THE Philippines and the European Union on Tuesday agreed to start negotiations for a free trade agreement (FTA) that would include the elimination of customs duties and other barriers to trade, services and investment.
The first round of talks will be held in the country in the first half of 2016.
The move to launch negotiations was made between Philippine Department of Trade and Industry (DTI) Secretary Gregory Domingo and European Union (EU) Trade Commissioner Cecilia Malmström.
Negotiations will also include access to public procurement markets as well as additional disciplines in the area of competition and protection of intellectual property rights.
In addition, the prospective FTA will include a comprehensive chapter that will ensure that closer economic relations between the Philippines and the EU go hand in hand with environmental protection and social development.
“EU is one of the country’s largest trading partners and investment sources.

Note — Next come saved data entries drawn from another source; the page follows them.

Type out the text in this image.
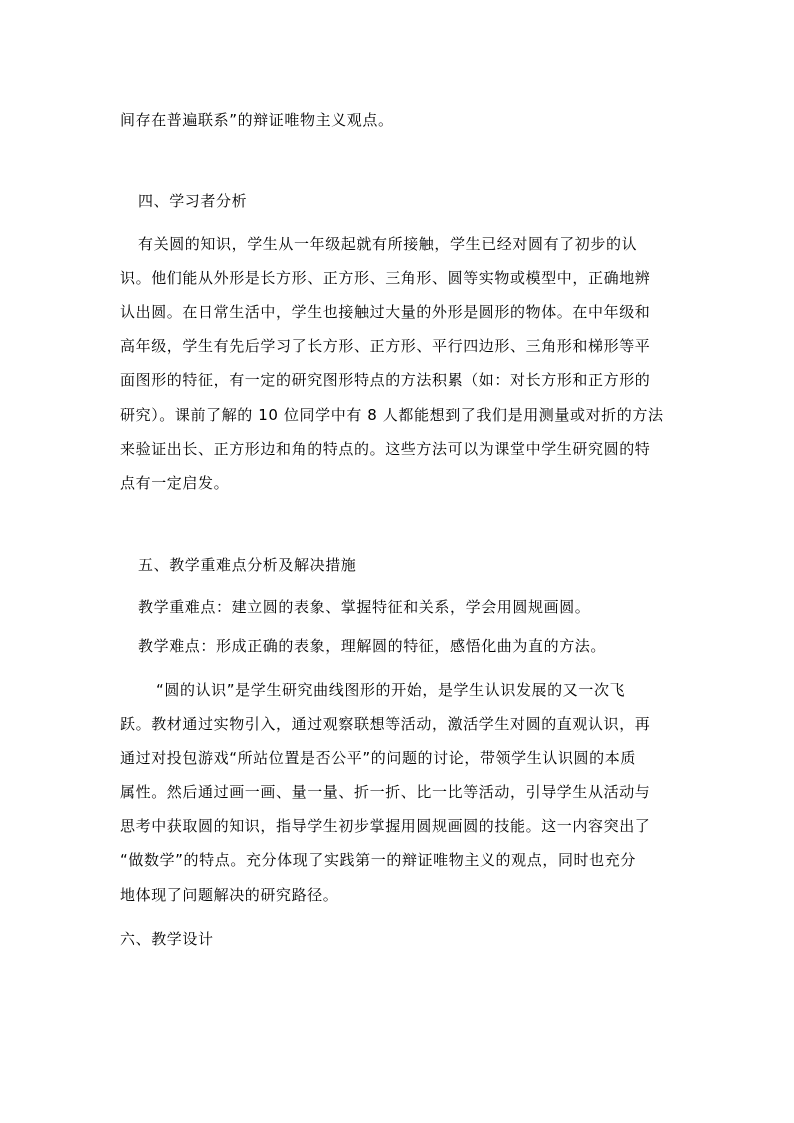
间存在普遍联系”的辩证唯物主义观点。
四、学习者分析
有关圆的知识，学生从一年级起就有所接触，学生已经对圆有了初步的认
识。他们能从外形是长方形、正方形、三角形、圆等实物或模型中，正确地辨
认出圆。在日常生活中，学生也接触过大量的外形是圆形的物体。在中年级和
高年级，学生有先后学习了长方形、正方形、平行四边形、三角形和梯形等平
面图形的特征，有一定的研究图形特点的方法积累（如：对长方形和正方形的
研究）。课前了解的 10 位同学中有 8 人都能想到了我们是用测量或对折的方法
来验证出长、正方形边和角的特点的。这些方法可以为课堂中学生研究圆的特
点有一定启发。
五、教学重难点分析及解决措施
教学重难点：建立圆的表象、掌握特征和关系，学会用圆规画圆。
教学难点：形成正确的表象，理解圆的特征，感悟化曲为直的方法。
“圆的认识”是学生研究曲线图形的开始，是学生认识发展的又一次飞
跃。教材通过实物引入，通过观察联想等活动，激活学生对圆的直观认识，再
通过对投包游戏“所站位置是否公平”的问题的讨论，带领学生认识圆的本质
属性。然后通过画一画、量一量、折一折、比一比等活动，引导学生从活动与
思考中获取圆的知识，指导学生初步掌握用圆规画圆的技能。这一内容突出了
“做数学”的特点。充分体现了实践第一的辩证唯物主义的观点，同时也充分
地体现了问题解决的研究路径。
六、教学设计
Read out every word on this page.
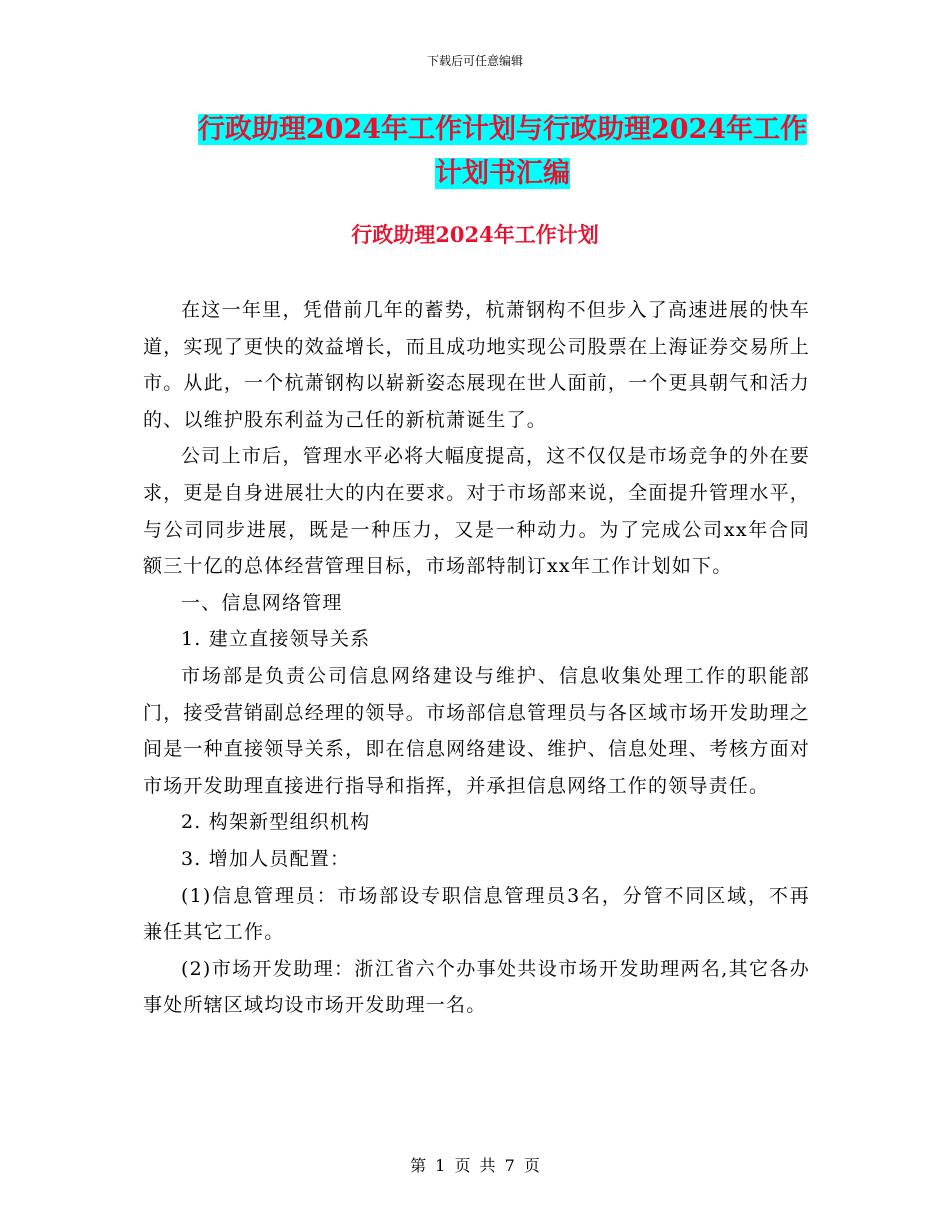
下载后可任意编辑
行政助理2024年工作计划与行政助理2024年工作计划书汇编
行政助理2024年工作计划

在这一年里，凭借前几年的蓄势，杭萧钢构不但步入了高速进展的快车道，实现了更快的效益增长，而且成功地实现公司股票在上海证券交易所上市。从此，一个杭萧钢构以崭新姿态展现在世人面前，一个更具朝气和活力的、以维护股东利益为己任的新杭萧诞生了。

公司上市后，管理水平必将大幅度提高，这不仅仅是市场竞争的外在要求，更是自身进展壮大的内在要求。对于市场部来说，全面提升管理水平，与公司同步进展，既是一种压力，又是一种动力。为了完成公司xx年合同额三十亿的总体经营管理目标，市场部特制订xx年工作计划如下。

一、信息网络管理

1. 建立直接领导关系

市场部是负责公司信息网络建设与维护、信息收集处理工作的职能部门，接受营销副总经理的领导。市场部信息管理员与各区域市场开发助理之间是一种直接领导关系，即在信息网络建设、维护、信息处理、考核方面对市场开发助理直接进行指导和指挥，并承担信息网络工作的领导责任。

2. 构架新型组织机构

3. 增加人员配置：

(1)信息管理员：市场部设专职信息管理员3名，分管不同区域，不再兼任其它工作。

(2)市场开发助理：浙江省六个办事处共设市场开发助理两名,其它各办事处所辖区域均设市场开发助理一名。

第 1 页 共 7 页
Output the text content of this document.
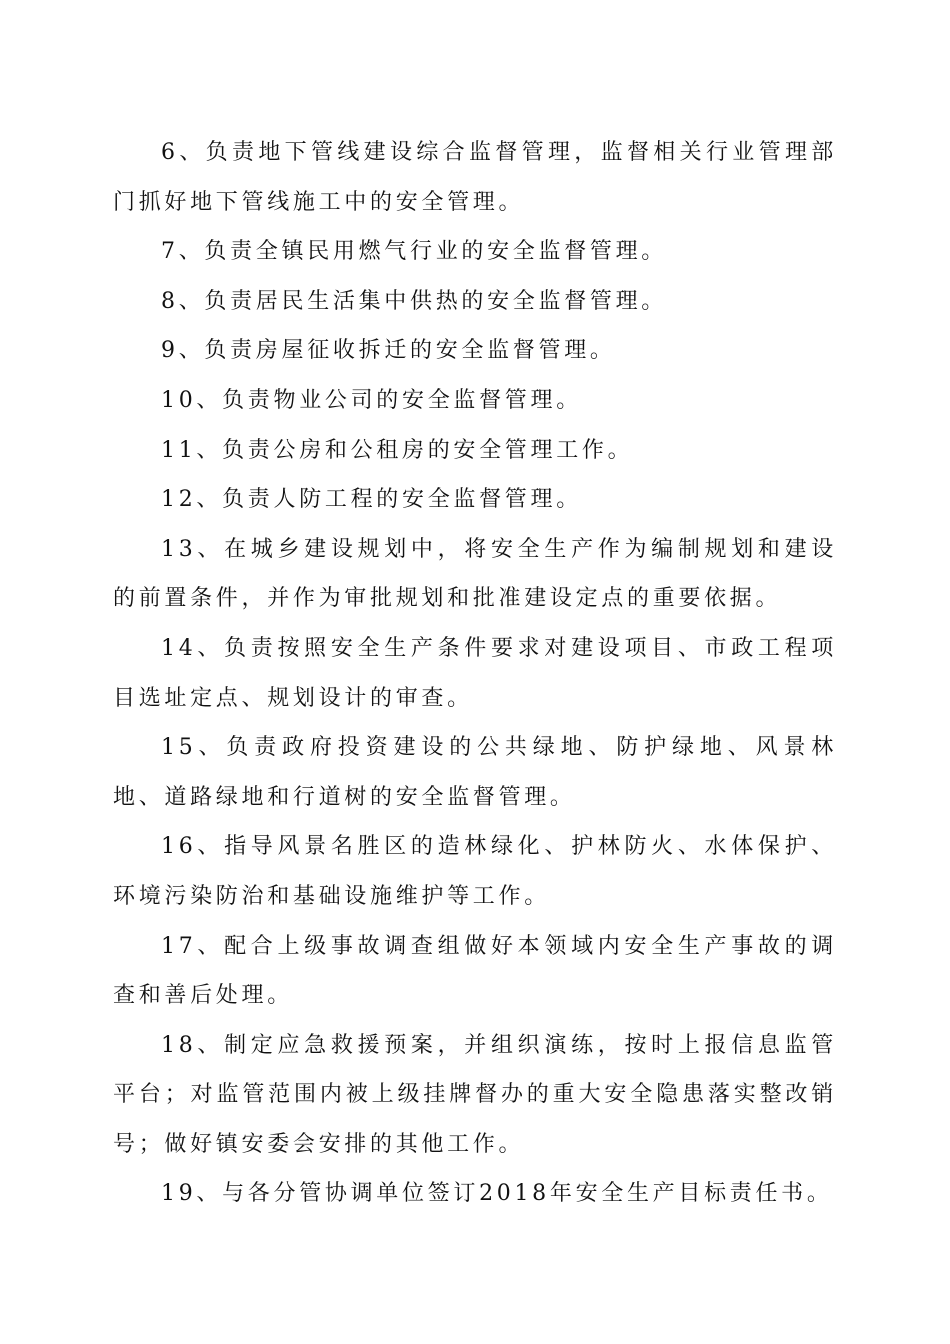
6、负责地下管线建设综合监督管理，监督相关行业管理部门抓好地下管线施工中的安全管理。

7、负责全镇民用燃气行业的安全监督管理。

8、负责居民生活集中供热的安全监督管理。

9、负责房屋征收拆迁的安全监督管理。

10、负责物业公司的安全监督管理。

11、负责公房和公租房的安全管理工作。

12、负责人防工程的安全监督管理。

13、在城乡建设规划中，将安全生产作为编制规划和建设的前置条件，并作为审批规划和批准建设定点的重要依据。

14、负责按照安全生产条件要求对建设项目、市政工程项目选址定点、规划设计的审查。

15、负责政府投资建设的公共绿地、防护绿地、风景林地、道路绿地和行道树的安全监督管理。

16、指导风景名胜区的造林绿化、护林防火、水体保护、环境污染防治和基础设施维护等工作。

17、配合上级事故调查组做好本领域内安全生产事故的调查和善后处理。

18、制定应急救援预案，并组织演练，按时上报信息监管平台；对监管范围内被上级挂牌督办的重大安全隐患落实整改销号；做好镇安委会安排的其他工作。

19、与各分管协调单位签订2018年安全生产目标责任书。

We would like to lock in the duty-free market access we obtained through the EU GSP-plus last year and expand this preferential access to substantially all the traded products to EU. As with our recent experience with GSP-plus, we are optimistic that investments will start to come in with improvements in market access,” Domingo said.
“With improved market access and greater opportunity for investments, supported by commitments on sustainable development, we are confident that this FTA will contribute to the country’s objective of creating decent jobs,” he added.
The Philippines is one of the 10 members of the Association of Southeast Asian Nations (Asean) as well as the fifth largest economy in the region and the second biggest market in Asean. It is also the fifth Asean country to start negotiations for a bilateral free trade agreement with the EU.
Taken as a whole, Asean ranks as the eighth largest economy in the world and the EU’s third largest trading partner outside Europe, after the United States and China. Bilateral trade in goods and services between the EU and Asean reached P13 trillion ($275.2 billion) in 2013.
Negotiations for a region-to-region FTA with Asean were launched in 2007 and paused in 2009 to give way to a bilateral format of negotiation. These bilateral FTAs were conceived as building blocks towards a future region-to-region agreement. So far, the EU has completed bilateral agreements with Singapore (2014) and Vietnam (2015).
The EU is the Philippines’ fourth largest trading partner with bilateral trade amounting to P738 billion. On the other hand, the Philippines is the EU’s sixth largest trading partner in Asean and 44th worldwide.
The Philippines’ main exports to the EU a office and telecommunication equipment, machinery, food products, and optical and photographic instruments. Its main imports from the EU are transport equipment, machinery, food products, chemicals, and electronic components. Trade in services between the EU and the Philippines was worth P169 billion in 2013.
The EU is also the largest foreign investor in the Philippines, with a foreign direct investment stock in the country of over P366 billion.
Relations between the Philippines and EU are governed today by the Partnership and Cooperation Agreement signed in July 2012. The Philippines has also been benefitting since the end of 2014 from the enhanced trade preferences granted by the EU under the Generalised Scheme of Preferences (GSP)-plus.